The idea sounds reasonably straightforward, although no doubt the execution is rather more troublesome! Find out what you’re capable of, then very slowly increase, possibly using goals as milestones and incentives. Although the word ‘exercise’ is used, it doesn’t mean going for half hour walks. (At least to begin with!) The activities need to be tailored to the individual and could be anything from stretches, to standing and sitting, to walking for ten minutes, to swimming, to going to the shops, and so on.

But there are very different opinions about the suitability and success of this as a treatment method.

NICE and the NHS currently support the use of GET as a key form of treatment for ME/CFS.

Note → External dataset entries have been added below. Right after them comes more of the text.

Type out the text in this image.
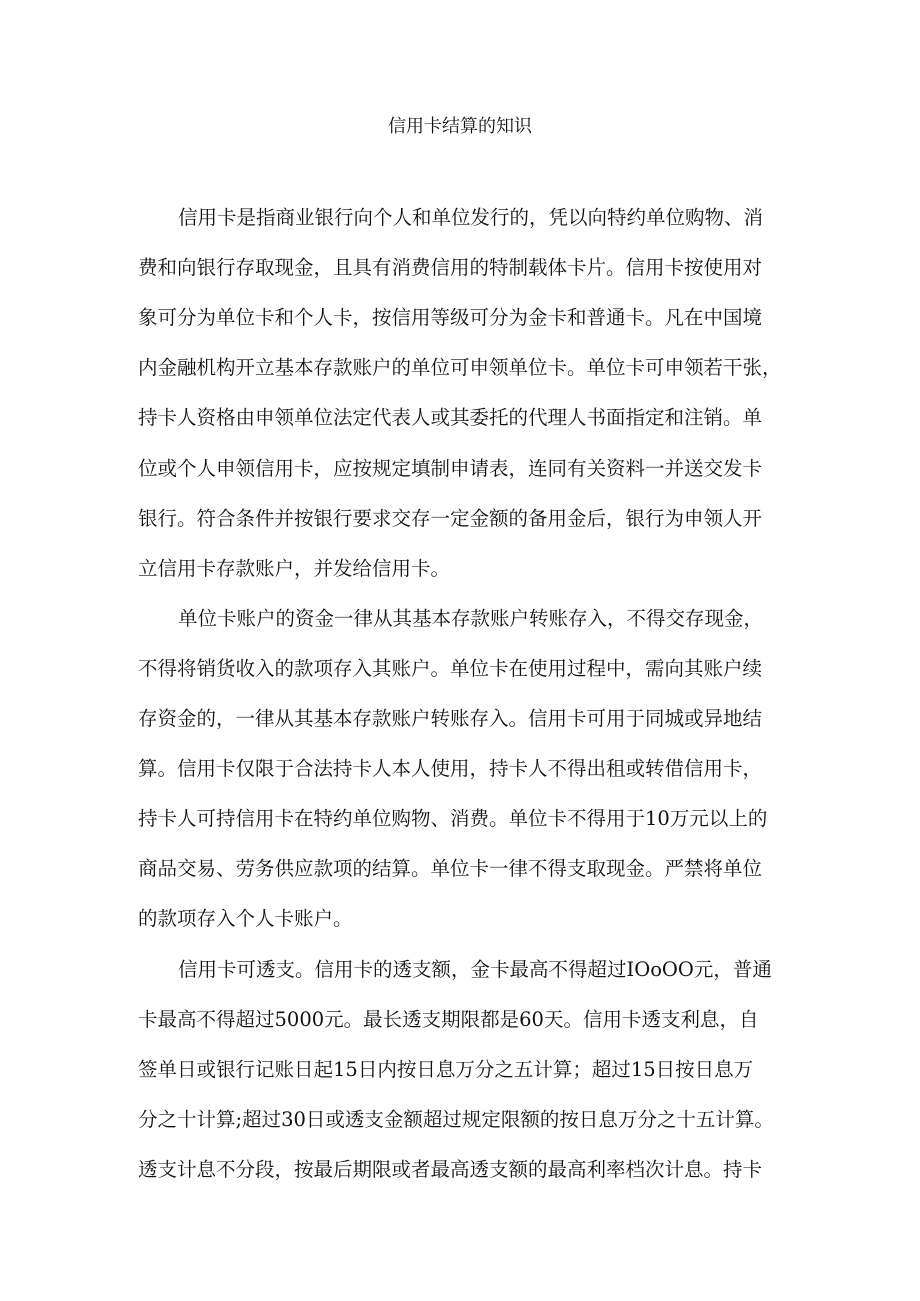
信用卡结算的知识
信用卡是指商业银行向个人和单位发行的，凭以向特约单位购物、消
费和向银行存取现金，且具有消费信用的特制载体卡片。信用卡按使用对
象可分为单位卡和个人卡，按信用等级可分为金卡和普通卡。凡在中国境
内金融机构开立基本存款账户的单位可申领单位卡。单位卡可申领若干张，
持卡人资格由申领单位法定代表人或其委托的代理人书面指定和注销。单
位或个人申领信用卡，应按规定填制申请表，连同有关资料一并送交发卡
银行。符合条件并按银行要求交存一定金额的备用金后，银行为申领人开
立信用卡存款账户，并发给信用卡。
单位卡账户的资金一律从其基本存款账户转账存入，不得交存现金，
不得将销货收入的款项存入其账户。单位卡在使用过程中，需向其账户续
存资金的，一律从其基本存款账户转账存入。信用卡可用于同城或异地结
算。信用卡仅限于合法持卡人本人使用，持卡人不得出租或转借信用卡，
持卡人可持信用卡在特约单位购物、消费。单位卡不得用于10万元以上的
商品交易、劳务供应款项的结算。单位卡一律不得支取现金。严禁将单位
的款项存入个人卡账户。
信用卡可透支。信用卡的透支额，金卡最高不得超过IOoOO元，普通
卡最高不得超过5000元。最长透支期限都是60天。信用卡透支利息，自
签单日或银行记账日起15日内按日息万分之五计算；超过15日按日息万
分之十计算;超过30日或透支金额超过规定限额的按日息万分之十五计算。
透支计息不分段，按最后期限或者最高透支额的最高利率档次计息。持卡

The ME Association leaflet titled ‘ME/CFS: your questions answered’ says that while NICE guidelines recommends that GET be offered to those with mild to moderate symptoms (along with other treatments) they do not agree with this “. . . on the grounds that existing research evidence is weak and not consistent.” They have also carried out their own survey which returned the result that ‘significant numbers’ found the treatment had no effect or actually made them worse. They allow that some people find GET beneficial, but since it’s not currently possible to determine who these are beforehand, and given the number finding otherwise, it should be discontinued as a blanket treatment. They state that if it were a licensed drug it would already have been up for review.

It also sounds as though the success of GET depends on many things, including:

  • The attitude of the specialist supervising. Do they believe ME/CFS is a real condition with physical symptoms? Do they make it clear that the patient has to take things steadily and may have to ease off if they have a bad day, and that if they have a bad relapse they may have to begin all over again?
  • How the individual implements the method. Do they keep pushing themselves to improve and so cause a relapse or do they stop when necessary. Do they try once and then give up? Do they lose hope when it turns out not to be a cure.
  • The condition. ME/CFS is a variable condition, you can have good days and bad days, be fine for ages then suffer a relapse. Different triggers may make GET unsuitable for some.

For me, given that I’m used to managing my own condition, I already push myself to do what I can when I’m able, I don’t fancy having to drive to the clinic every month, and I hate setting ‘goals’, I don’t see this as something that would work for me. If it’s even offered. Not that I’m refusing it out of hand, I just don’t see where the benefits would come in.